What made Steve Jobs an effective communicator was not innovation or new technology. His public speaking skills had everything to do with fundamentals – an example being one that is crucial yet often ignored – extensive preparation. The preparation and practice that went into a product launch or public presentation was evident, and each presentation became an event itself – not very common in the corporate world today (unless it is bad news).
Two of my favorite Steve Jobs presentations:
The launch of the original iPhone
Some Key Takeaways:
1. Very limited use of slides (no “Death by PPT”);
2. Limited content on each slide;
3. Effective use of movement;
4. Use of the “Power Pause”;
5. Effective gesturing;
6. Simple, conversational language (I am convinced one of the reasons Apple is the market leader is not only the ease of use of the product line, but the ease of explanation as to how the products work.)
Stanford Commencement – 2005
This is one of the most moving speeches I have seen in the past decade, and moves me every time I watch it. From a delivery standpoint, I can only imagine how powerful this would have been had Jobs given it in 2010, as his evolution as a public speaker over the past six years was evident.

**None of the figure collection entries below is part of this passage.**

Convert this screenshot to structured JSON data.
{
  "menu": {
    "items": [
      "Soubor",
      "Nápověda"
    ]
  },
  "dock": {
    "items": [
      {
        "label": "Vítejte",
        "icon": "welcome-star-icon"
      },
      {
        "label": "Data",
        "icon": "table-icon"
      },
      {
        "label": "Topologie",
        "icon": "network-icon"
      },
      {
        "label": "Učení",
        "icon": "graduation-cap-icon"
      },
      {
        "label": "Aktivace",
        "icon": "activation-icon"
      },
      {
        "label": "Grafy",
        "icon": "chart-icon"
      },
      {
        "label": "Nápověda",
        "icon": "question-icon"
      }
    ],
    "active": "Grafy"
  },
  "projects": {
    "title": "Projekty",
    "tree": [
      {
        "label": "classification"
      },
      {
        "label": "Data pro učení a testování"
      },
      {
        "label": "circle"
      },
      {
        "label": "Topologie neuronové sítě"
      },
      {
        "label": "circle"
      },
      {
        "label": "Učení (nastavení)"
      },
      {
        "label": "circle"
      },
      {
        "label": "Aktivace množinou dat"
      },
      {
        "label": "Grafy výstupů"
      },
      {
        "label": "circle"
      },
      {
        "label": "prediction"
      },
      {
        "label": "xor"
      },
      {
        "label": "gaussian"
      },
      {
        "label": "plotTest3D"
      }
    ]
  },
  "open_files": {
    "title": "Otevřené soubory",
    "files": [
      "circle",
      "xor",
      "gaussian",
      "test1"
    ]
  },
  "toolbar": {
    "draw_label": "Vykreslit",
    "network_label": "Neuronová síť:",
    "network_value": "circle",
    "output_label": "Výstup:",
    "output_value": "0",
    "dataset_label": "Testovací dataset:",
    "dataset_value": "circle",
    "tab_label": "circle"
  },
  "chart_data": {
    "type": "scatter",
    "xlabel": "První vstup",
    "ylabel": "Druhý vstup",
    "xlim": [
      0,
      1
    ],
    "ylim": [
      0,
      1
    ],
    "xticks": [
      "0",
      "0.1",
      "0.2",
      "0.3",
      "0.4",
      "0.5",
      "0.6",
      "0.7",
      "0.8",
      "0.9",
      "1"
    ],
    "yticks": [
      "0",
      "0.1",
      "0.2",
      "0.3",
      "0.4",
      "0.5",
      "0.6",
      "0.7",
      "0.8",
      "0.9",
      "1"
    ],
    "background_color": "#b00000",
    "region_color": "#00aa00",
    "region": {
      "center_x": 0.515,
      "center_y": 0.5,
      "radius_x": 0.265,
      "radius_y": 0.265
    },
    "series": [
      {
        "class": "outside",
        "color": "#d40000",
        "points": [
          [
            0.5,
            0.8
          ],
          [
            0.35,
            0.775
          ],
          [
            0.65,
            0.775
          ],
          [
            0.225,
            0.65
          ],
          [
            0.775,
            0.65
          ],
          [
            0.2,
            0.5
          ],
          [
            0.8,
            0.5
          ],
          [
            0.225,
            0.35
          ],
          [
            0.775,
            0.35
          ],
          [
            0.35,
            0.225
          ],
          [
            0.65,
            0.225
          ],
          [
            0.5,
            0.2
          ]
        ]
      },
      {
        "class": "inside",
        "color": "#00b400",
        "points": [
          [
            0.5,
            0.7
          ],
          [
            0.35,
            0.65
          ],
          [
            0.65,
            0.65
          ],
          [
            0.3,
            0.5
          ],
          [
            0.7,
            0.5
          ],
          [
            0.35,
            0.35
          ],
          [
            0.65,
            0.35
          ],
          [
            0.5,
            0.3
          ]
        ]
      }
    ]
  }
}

Two key takeaways:
1. The use of story – amazing storytelling;
2. The use of repetition;
3. Use of summation – every story is neatly summarized with a memorable takeaway;
4. Chronological Speech Structure – not the conventional use of structure, and very, very effective.
“Almost everything–all external expectations, all pride, all fear of embarrassment or failure–these things just fall away in the face of death, leaving only what is truly important. Remembering that you are going to die is the best way I know to avoid the trap of thinking you have something to lose. You are already naked. There is no reason not to follow your heart.”